Students in Billings have embarked on their second semester, but uncertainty looms over the return to Washington Elementary. School District 2 is contemplating significant changes that may necessitate students changing schools. A recent letter outlined the potential plan, proposing the transformation of Washington into the Washington Innovative Center. This initiative aims to provide students with the opportunity to earn associate’s degrees concurrently with their high school diplomas.
However, this shift implies that Washington students will need to enroll in a new school next year. The envisioned changes include Washington becoming a charter school and establishing an Early College High School and an Opportunity School. Dr. Erwin Garcia, the district’s superintendent, highlighted the benefits of Early College High Schools, offering an additional pathway for students to pursue college and careers.
The proposed Opportunity School would focus on training in areas like computer repair, programming, cybersecurity, coding, robotics, and Artificial Intelligence. Dr. Garcia emphasized that the Washington Innovation Center would address a $4 million deficit in the elementary district. To save $1.5 million annually, students would be relocated to other elementary schools, namely Broadwater, Miles Avenue, and Newman, with assurances from Garcia that overcrowding would not be an issue.
However, not all parents of the 208 students at Washington are supportive of the idea, expressing concerns about separating their children from familiar teachers and the school’s positive environment. Dr. Garcia defended the proposal as a measure to balance the budget and meet the expectations set by the board. While acknowledging that some view it as a closure, he sees it as repurposing Washington.
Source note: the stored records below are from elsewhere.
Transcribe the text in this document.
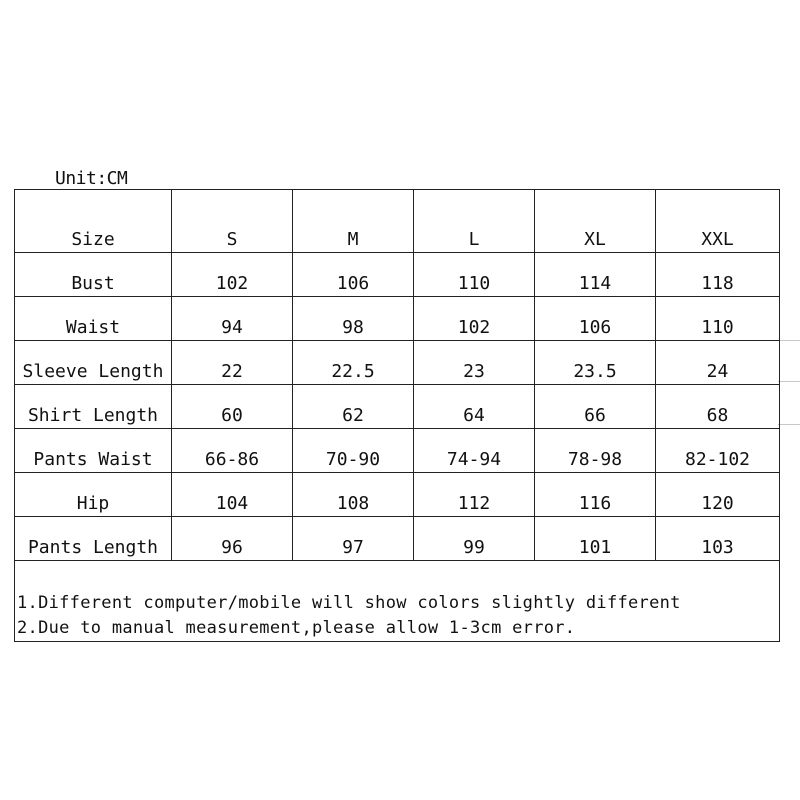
Unit:CM
Size	S	M	L	XL	XXL
Bust	102	106	110	114	118
Waist	94	98	102	106	110
Sleeve Length	22	22.5	23	23.5	24
Shirt Length	60	62	64	66	68
Pants Waist	66-86	70-90	74-94	78-98	82-102
Hip	104	108	112	116	120
Pants Length	96	97	99	101	103

1.Different computer/mobile will show colors slightly different
2.Due to manual measurement,please allow 1-3cm error.					
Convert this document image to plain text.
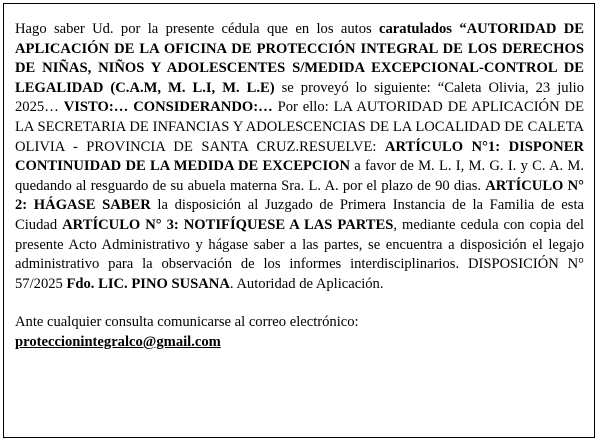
Hago saber Ud. por la presente cédula que en los autos caratulados “AUTORIDAD DE APLICACIÓN DE LA OFICINA DE PROTECCIÓN INTEGRAL DE LOS DERECHOS DE NIÑAS, NIÑOS Y ADOLESCENTES S/MEDIDA EXCEPCIONAL-CONTROL DE LEGALIDAD (C.A.M, M. L.I, M. L.E) se proveyó lo siguiente: “Caleta Olivia, 23 julio 2025… VISTO:… CONSIDERANDO:… Por ello: LA AUTORIDAD DE APLICACIÓN DE LA SECRETARIA DE INFANCIAS Y ADOLESCENCIAS DE LA LOCALIDAD DE CALETA OLIVIA - PROVINCIA DE SANTA CRUZ.RESUELVE: ARTÍCULO N°1: DISPONER CONTINUIDAD DE LA MEDIDA DE EXCEPCION a favor de M. L. I, M. G. I. y C. A. M. quedando al resguardo de su abuela materna Sra. L. A. por el plazo de 90 dias. ARTÍCULO N° 2: HÁGASE SABER la disposición al Juzgado de Primera Instancia de la Familia de esta Ciudad ARTÍCULO N° 3: NOTIFÍQUESE A LAS PARTES, mediante cedula con copia del presente Acto Administrativo y hágase saber a las partes, se encuentra a disposición el legajo administrativo para la observación de los informes interdisciplinarios. DISPOSICIÓN N° 57/2025 Fdo. LIC. PINO SUSANA. Autoridad de Aplicación.

Ante cualquier consulta comunicarse al correo electrónico:

proteccionintegralco@gmail.com
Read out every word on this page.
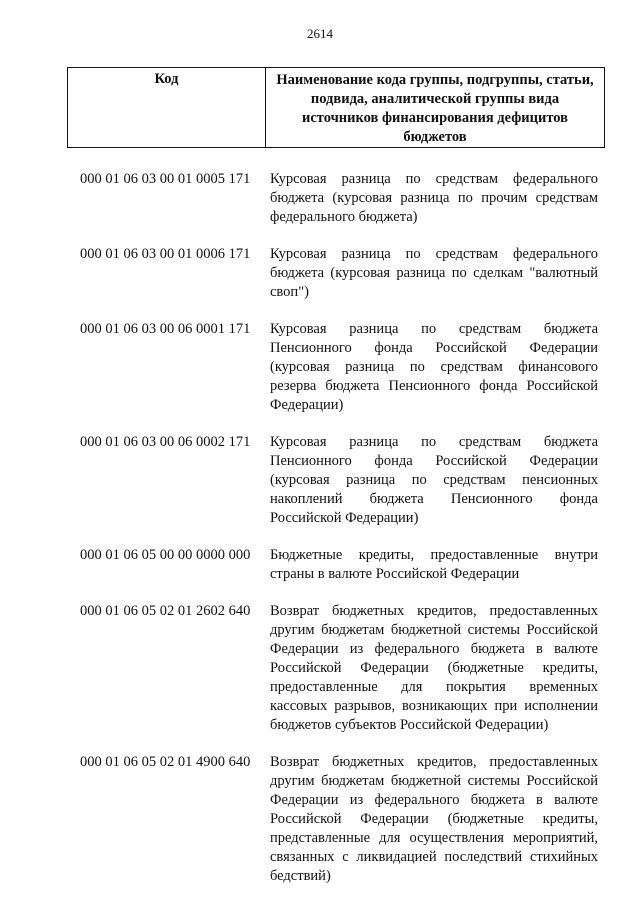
2614
Код	Наименование кода группы, подгруппы, статьи, подвида, аналитической группы вида источников финансирования дефицитов бюджетов
000 01 06 03 00 01 0005 171	Курсовая разница по средствам федерального бюджета (курсовая разница по прочим средствам федерального бюджета)
000 01 06 03 00 01 0006 171	Курсовая разница по средствам федерального бюджета (курсовая разница по сделкам "валютный своп")
000 01 06 03 00 06 0001 171	Курсовая разница по средствам бюджета Пенсионного фонда Российской Федерации (курсовая разница по средствам финансового резерва бюджета Пенсионного фонда Российской Федерации)
000 01 06 03 00 06 0002 171	Курсовая разница по средствам бюджета Пенсионного фонда Российской Федерации (курсовая разница по средствам пенсионных накоплений бюджета Пенсионного фонда Российской Федерации)
000 01 06 05 00 00 0000 000	Бюджетные кредиты, предоставленные внутри страны в валюте Российской Федерации
000 01 06 05 02 01 2602 640	Возврат бюджетных кредитов, предоставленных другим бюджетам бюджетной системы Российской Федерации из федерального бюджета в валюте Российской Федерации (бюджетные кредиты, предоставленные для покрытия временных кассовых разрывов, возникающих при исполнении бюджетов субъектов Российской Федерации)
000 01 06 05 02 01 4900 640	Возврат бюджетных кредитов, предоставленных другим бюджетам бюджетной системы Российской Федерации из федерального бюджета в валюте Российской Федерации (бюджетные кредиты, представленные для осуществления мероприятий, связанных с ликвидацией последствий стихийных бедствий)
During a meeting attended by over 75 individuals, mixed opinions were voiced. Some opposed the change vehemently, while others were more open to the idea, hoping it would provide children with an alternative learning experience. Dr. Garcia assured families that Broadwater, Miles Avenue, and Newman would offer quality education comparable to Washington. Despite acknowledging the deep connection some parents have with the school, he reiterated the necessity of addressing the deficit and making strategic changes.